10Le chapitre 7 examinera la double préoccupation pour la vulnérabilité des adolescents et pour leur dangerosité. Nous verrons comment cette vulnérabilité ne peut être pensée indépendamment de celle des professionnels et, au fond, de l’action publique elle-même. L’attention des professionnels de déstigmatiser les adolescents suggère que ceux-ci perçoivent et expérimentent certaines épreuves que la clinique et sa vision tautologique de la souffrance ne prennent pas en compte.

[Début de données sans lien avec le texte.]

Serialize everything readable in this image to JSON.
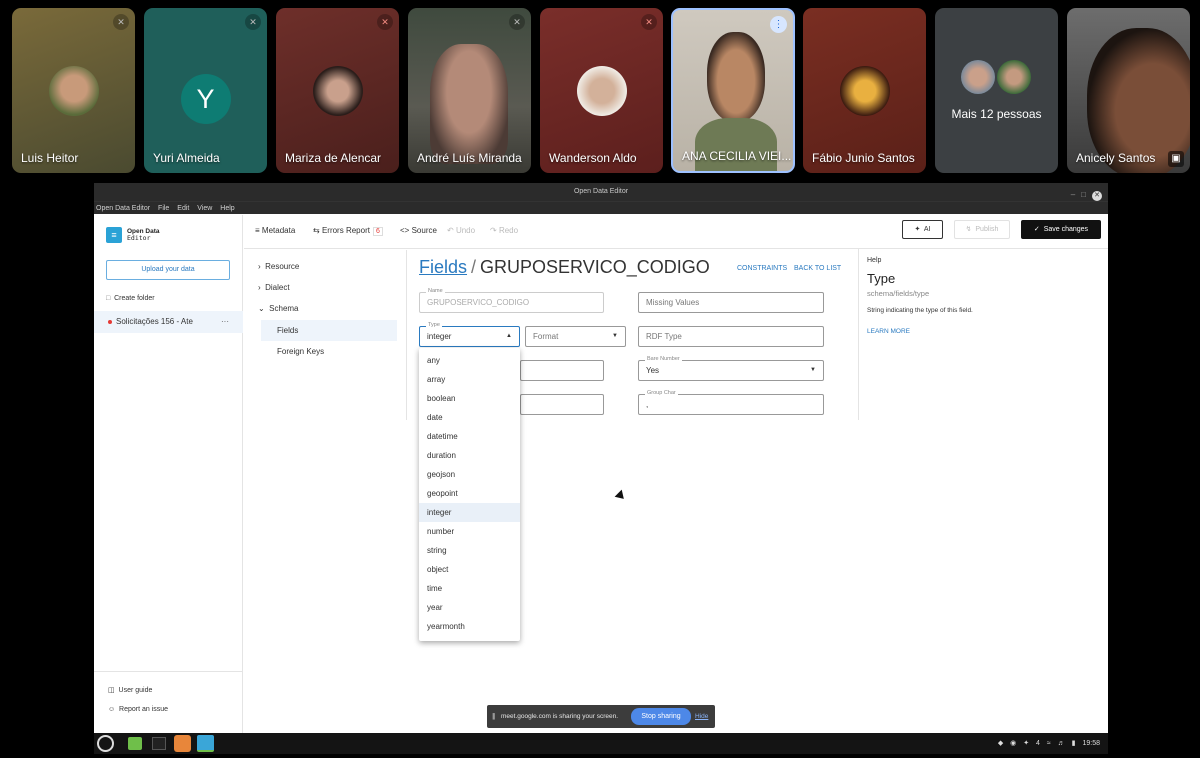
{
  "meet": {
    "participants": [
      {
        "name": "Luis Heitor"
      },
      {
        "name": "Yuri Almeida",
        "initial": "Y"
      },
      {
        "name": "Mariza de Alencar"
      },
      {
        "name": "André Luís Miranda"
      },
      {
        "name": "Wanderson Aldo"
      },
      {
        "name": "ANA CECILIA VIEI..."
      },
      {
        "name": "Fábio Junio Santos"
      },
      {
        "name": "Anicely Santos"
      }
    ],
    "more_label": "Mais 12 pessoas",
    "muted_icon": "mic-off-icon"
  },
  "window": {
    "title": "Open Data Editor",
    "menu": [
      "Open Data Editor",
      "File",
      "Edit",
      "View",
      "Help"
    ]
  },
  "sidebar": {
    "logo_name": "Open Data",
    "logo_sub": "Editor",
    "upload_label": "Upload your data",
    "create_folder_label": "Create folder",
    "file_name": "Solicitações 156 - Ate",
    "more_glyph": "···",
    "user_guide_label": "User guide",
    "report_issue_label": "Report an issue"
  },
  "toolbar": {
    "metadata_label": "Metadata",
    "errors_label": "Errors Report",
    "errors_count": "6",
    "source_label": "Source",
    "undo_label": "Undo",
    "redo_label": "Redo",
    "ai_label": "AI",
    "publish_label": "Publish",
    "save_label": "Save changes"
  },
  "nav": {
    "resource_label": "Resource",
    "dialect_label": "Dialect",
    "schema_label": "Schema",
    "fields_label": "Fields",
    "foreign_keys_label": "Foreign Keys"
  },
  "editor": {
    "crumb_link": "Fields",
    "crumb_sep": "/",
    "crumb_current": "GRUPOSERVICO_CODIGO",
    "constraints_label": "CONSTRAINTS",
    "back_label": "BACK TO LIST",
    "name_label": "Name",
    "name_value": "GRUPOSERVICO_CODIGO",
    "missing_values_placeholder": "Missing Values",
    "type_label": "Type",
    "type_value": "integer",
    "format_placeholder": "Format",
    "rdf_placeholder": "RDF Type",
    "bare_number_label": "Bare Number",
    "bare_number_value": "Yes",
    "group_char_label": "Group Char",
    "group_char_value": ","
  },
  "type_options": [
    "any",
    "array",
    "boolean",
    "date",
    "datetime",
    "duration",
    "geojson",
    "geopoint",
    "integer",
    "number",
    "string",
    "object",
    "time",
    "year",
    "yearmonth"
  ],
  "selected_type": "integer",
  "help": {
    "title": "Help",
    "heading": "Type",
    "path": "schema/fields/type",
    "description": "String indicating the type of this field.",
    "learn_more": "LEARN MORE"
  },
  "share_bar": {
    "message": "meet.google.com is sharing your screen.",
    "stop_label": "Stop sharing",
    "hide_label": "Hide"
  },
  "taskbar": {
    "badge_count": "4",
    "clock": "19:58"
  },
  "colors": {
    "accent": "#2a7ac0",
    "error": "#e53935",
    "meet_blue": "#4d88e8"
  }
}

11Enfin, dans les deux derniers chapitres, je montrerai comment les modes de traitement des adolescents exploitent cette ambiguïté du trouble, suspendu de manière indéterminée entre les adolescents et leurs accompagnants. Ces modes de traitement révèlent un entrelacement inextricable entre la protection du jeune et la valorisation de son autonomie, entre bienveillance et surveillance, entre soin et contrainte. Ils trouvent un équilibre périlleux où l’innovation extrêmement personnalisée d’une prise en charge « sur mesure » jouxte la reconduction silencieuse de lignes de tri social.
12C’est ainsi que, par touches successives, dépeignant et décomposant le souci des adolescents difficiles, j’en viendrai à nuancer l’idée d’une psychiatrisation du social et j’appréhenderai les pratiques de santé mentale, non pas comme un référentiel théorique lointain, mais dans leur mise en œuvre concrète. Nous verrons alors se dessiner un magistère de la clinique, où les savoirs cliniques tout à la fois s’émancipent des cliniciens et gagnent une position d’autorité morale extensive et fortement contraignante.